Spent the last week adding preprocessor testcases for every bit of odd behaviour I can dream up. Tidying up the #define directive parser at the moment, removing a malloc performance bottleneck. Zack's just completed a nice tidy- up of the macro expanding code, removing excessive recursive calls. I suspect the current code is now faster than the old cpplib and cccp, certainly there is little reason for it to be slower.
We should be able to scrap support for -traditional (though not -Wtraditional I expect) since we're now bundling an old preprocessor, tradcpp, just for that job. A token-based preprocessor just proved to be too fundamentally different to K+R for the integration to be sustainable, and it was getting in the way.

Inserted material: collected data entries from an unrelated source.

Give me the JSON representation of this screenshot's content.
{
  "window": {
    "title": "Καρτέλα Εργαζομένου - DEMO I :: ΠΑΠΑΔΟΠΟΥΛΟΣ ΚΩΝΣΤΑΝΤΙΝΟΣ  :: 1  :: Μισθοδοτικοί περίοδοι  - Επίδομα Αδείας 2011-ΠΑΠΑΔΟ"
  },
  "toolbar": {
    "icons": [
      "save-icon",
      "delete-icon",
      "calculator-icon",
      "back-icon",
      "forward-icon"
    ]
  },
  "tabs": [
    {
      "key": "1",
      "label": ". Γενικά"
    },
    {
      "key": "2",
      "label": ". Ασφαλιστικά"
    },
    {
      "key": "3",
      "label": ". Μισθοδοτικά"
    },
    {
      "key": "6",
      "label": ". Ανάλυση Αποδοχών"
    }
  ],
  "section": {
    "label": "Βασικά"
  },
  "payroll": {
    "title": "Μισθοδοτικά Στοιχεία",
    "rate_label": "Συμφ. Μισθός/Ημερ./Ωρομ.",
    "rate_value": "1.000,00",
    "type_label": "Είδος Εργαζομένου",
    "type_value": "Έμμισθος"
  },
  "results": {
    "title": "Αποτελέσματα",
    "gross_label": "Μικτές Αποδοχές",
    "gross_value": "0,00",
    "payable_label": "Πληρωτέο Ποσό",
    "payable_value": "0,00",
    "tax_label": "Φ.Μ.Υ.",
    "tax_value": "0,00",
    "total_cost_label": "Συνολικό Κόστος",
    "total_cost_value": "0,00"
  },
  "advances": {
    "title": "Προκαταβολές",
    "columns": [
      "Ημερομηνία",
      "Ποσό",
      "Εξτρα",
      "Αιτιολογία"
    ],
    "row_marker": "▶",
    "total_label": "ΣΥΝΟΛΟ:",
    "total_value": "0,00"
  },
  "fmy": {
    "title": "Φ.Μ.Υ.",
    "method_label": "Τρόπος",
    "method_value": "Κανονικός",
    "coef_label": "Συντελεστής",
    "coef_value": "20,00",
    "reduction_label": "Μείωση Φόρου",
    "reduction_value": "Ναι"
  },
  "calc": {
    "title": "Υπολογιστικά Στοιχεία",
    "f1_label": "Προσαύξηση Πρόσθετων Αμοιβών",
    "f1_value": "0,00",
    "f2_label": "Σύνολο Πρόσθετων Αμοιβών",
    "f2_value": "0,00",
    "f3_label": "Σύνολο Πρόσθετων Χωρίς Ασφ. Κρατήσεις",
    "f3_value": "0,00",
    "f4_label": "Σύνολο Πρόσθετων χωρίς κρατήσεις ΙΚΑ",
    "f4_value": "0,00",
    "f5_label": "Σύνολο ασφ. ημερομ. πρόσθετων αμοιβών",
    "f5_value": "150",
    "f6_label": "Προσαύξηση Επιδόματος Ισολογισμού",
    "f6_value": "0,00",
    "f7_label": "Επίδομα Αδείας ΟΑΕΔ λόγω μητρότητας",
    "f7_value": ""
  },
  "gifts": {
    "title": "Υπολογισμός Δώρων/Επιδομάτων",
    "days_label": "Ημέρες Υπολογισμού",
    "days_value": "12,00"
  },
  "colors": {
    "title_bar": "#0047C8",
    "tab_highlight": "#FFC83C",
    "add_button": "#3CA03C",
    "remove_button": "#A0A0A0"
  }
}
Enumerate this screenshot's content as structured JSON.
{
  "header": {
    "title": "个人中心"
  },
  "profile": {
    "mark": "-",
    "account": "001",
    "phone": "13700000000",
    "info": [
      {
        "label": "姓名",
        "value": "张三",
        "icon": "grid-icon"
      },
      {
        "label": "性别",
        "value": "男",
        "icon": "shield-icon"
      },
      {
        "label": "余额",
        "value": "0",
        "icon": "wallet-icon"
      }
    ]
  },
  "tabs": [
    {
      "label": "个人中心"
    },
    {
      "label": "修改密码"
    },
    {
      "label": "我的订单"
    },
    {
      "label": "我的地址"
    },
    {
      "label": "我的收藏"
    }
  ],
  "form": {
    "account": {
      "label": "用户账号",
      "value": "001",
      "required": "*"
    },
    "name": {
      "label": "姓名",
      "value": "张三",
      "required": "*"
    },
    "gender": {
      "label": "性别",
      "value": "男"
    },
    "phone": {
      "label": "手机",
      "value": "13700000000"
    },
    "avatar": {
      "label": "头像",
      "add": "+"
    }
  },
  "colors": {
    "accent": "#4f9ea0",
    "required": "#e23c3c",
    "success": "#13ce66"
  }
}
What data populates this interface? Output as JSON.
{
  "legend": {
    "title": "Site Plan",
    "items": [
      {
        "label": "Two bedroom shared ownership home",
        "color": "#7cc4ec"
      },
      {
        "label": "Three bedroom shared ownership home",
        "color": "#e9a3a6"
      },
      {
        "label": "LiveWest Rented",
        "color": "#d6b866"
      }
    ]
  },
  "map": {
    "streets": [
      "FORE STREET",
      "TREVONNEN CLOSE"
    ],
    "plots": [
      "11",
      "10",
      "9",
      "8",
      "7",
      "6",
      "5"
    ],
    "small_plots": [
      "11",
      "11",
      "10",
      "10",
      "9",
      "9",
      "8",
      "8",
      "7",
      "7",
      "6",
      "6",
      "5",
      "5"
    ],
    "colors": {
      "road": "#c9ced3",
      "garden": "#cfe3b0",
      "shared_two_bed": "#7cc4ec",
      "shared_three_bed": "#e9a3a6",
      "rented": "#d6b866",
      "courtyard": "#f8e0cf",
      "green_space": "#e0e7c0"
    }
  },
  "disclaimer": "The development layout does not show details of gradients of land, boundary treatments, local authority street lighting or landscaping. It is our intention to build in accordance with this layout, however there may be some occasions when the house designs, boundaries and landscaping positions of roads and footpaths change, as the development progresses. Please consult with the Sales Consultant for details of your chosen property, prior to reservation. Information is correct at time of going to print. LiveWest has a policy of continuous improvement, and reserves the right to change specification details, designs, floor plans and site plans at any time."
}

Cpplib is beginning to look quite clean in most places, and should be not too hard to read. Almost at the stage of being a piece of code to be proud of. A noteable exception is the lexer, which still needs a lot of cleaning up and work on improving performance. Lexers tend to be ugly by their very nature, though.

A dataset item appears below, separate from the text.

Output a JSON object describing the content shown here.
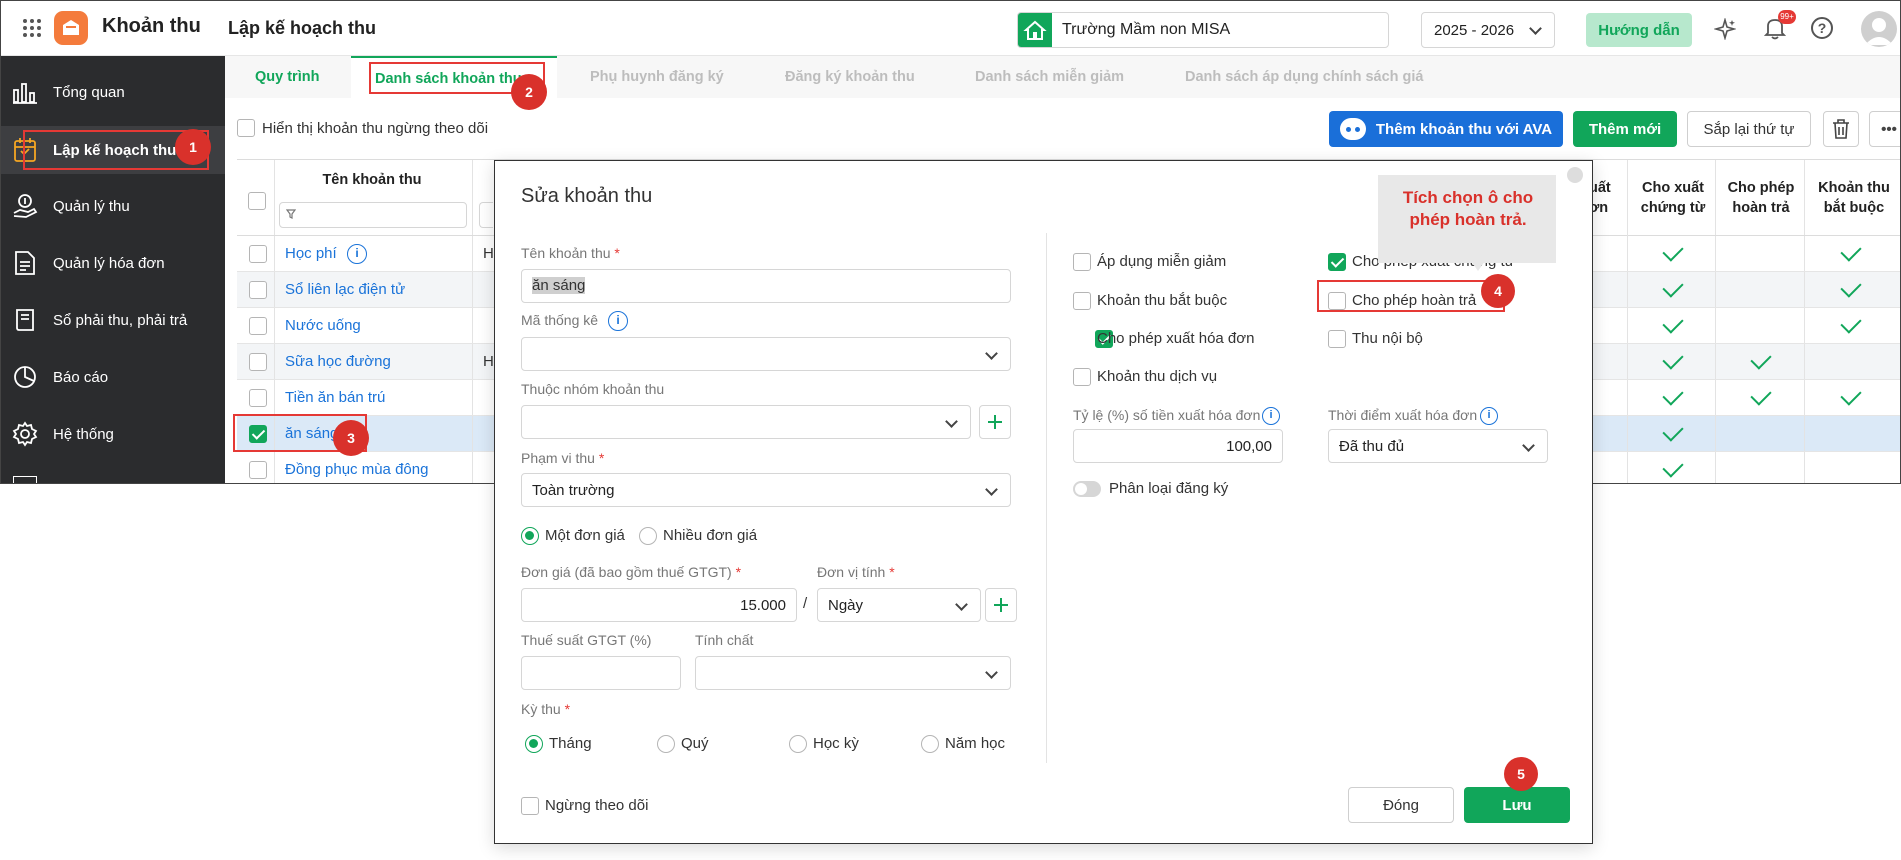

Hopefully we can soon start to think about front-end integration and pre-compiled headers, which will be fun to work on, and give us some really nice performance improvements. The C and C++ front ends should be able to all-but abandon their existing lexers, save crannies like interpreting numbers and merging adjacent string literals.
In a few days I'm going to be offline for a month or three, so Zack will be working on it alone for a while. I think he's forgotten his Advogato password, though <g>.